If you're really concerned about lookup performance, you might consider a different data structure, like a map with timestamp as the key and a vector or list of elements as the value.
A binary search seems like your best option here, as long as your vector remains sorted. It's essentially identical, performance-wise, to performing a lookup in a binary tree-structure.
dirkgently referred to a sweet optimization comparative. But I would in fact not use a std::vector for this.
Usually, when deciding to use a STL container, I don't really consider the performance aspect, but I do consider its interface regarding the type of operation I wish to use.
std::set<T>::find
std::set<T>::lower_bound
std::set<T>::upper_bound
std::set<T>::equal_range
Really, if you want an ordered sequence, outside of a key/value setup, std::set is just easier to use than any other.

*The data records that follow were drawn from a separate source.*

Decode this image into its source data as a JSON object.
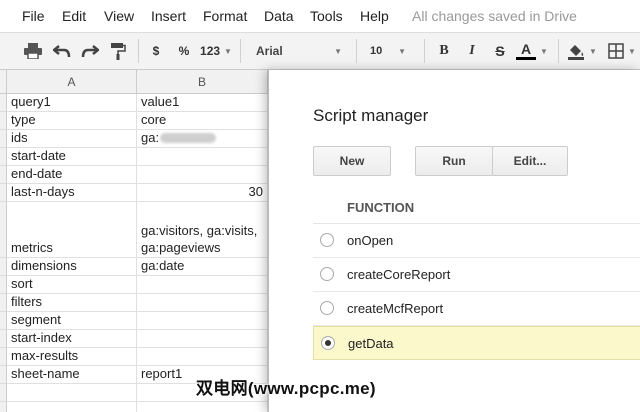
{
  "menu": {
    "items": [
      "File",
      "Edit",
      "View",
      "Insert",
      "Format",
      "Data",
      "Tools",
      "Help"
    ],
    "status": "All changes saved in Drive"
  },
  "toolbar": {
    "currency": "$",
    "percent": "%",
    "number_format": "123",
    "font": "Arial",
    "size": "10",
    "bold": "B",
    "italic": "I",
    "strike": "S",
    "text_color": "A"
  },
  "grid": {
    "columns": [
      "A",
      "B"
    ],
    "rows": [
      {
        "a": "query1",
        "b": "value1"
      },
      {
        "a": "type",
        "b": "core"
      },
      {
        "a": "ids",
        "b": "ga:"
      },
      {
        "a": "start-date",
        "b": ""
      },
      {
        "a": "end-date",
        "b": ""
      },
      {
        "a": "last-n-days",
        "b": "30"
      },
      {
        "a": "metrics",
        "b": "ga:visitors, ga:visits, ga:pageviews"
      },
      {
        "a": "dimensions",
        "b": "ga:date"
      },
      {
        "a": "sort",
        "b": ""
      },
      {
        "a": "filters",
        "b": ""
      },
      {
        "a": "segment",
        "b": ""
      },
      {
        "a": "start-index",
        "b": ""
      },
      {
        "a": "max-results",
        "b": ""
      },
      {
        "a": "sheet-name",
        "b": "report1"
      }
    ]
  },
  "dialog": {
    "title": "Script manager",
    "buttons": {
      "new": "New",
      "run": "Run",
      "edit": "Edit..."
    },
    "function_header": "FUNCTION",
    "functions": [
      "onOpen",
      "createCoreReport",
      "createMcfReport",
      "getData"
    ],
    "selected_function": "getData"
  },
  "watermark": "双电网(www.pcpc.me)"
}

You don't have to worry about inserting at a 'bad' position
You don't have problems of iterators invalidation when adding / removing an element
You have built-in methods for searching
Of course, you also want your Comparison Predicate to really shine (hopes the compiler inlines the operator() implementation), in every case.
But really, if you are not convinced, try a build with a std::vector and manual insertion / searching (using the <algorithm> header) and try another build using std::set.
Compare the size of the implementations (number of lines of code), compare the number of bugs, compare the speed, and then decide.
Most often, the 'optimization' you aim for is actually a pessimization, and in those rares times it's not, it's just so complicated that it's not worth it.
Optimization:
Don't
Expert only: Don't, we mean it
The vector is ordered in terms of time
The start time or the end time?
What is wrong with a naive O(n) search? Remember you are only searching and not sorting. You could use a sorted container as well (if that doesn't go against the basic design).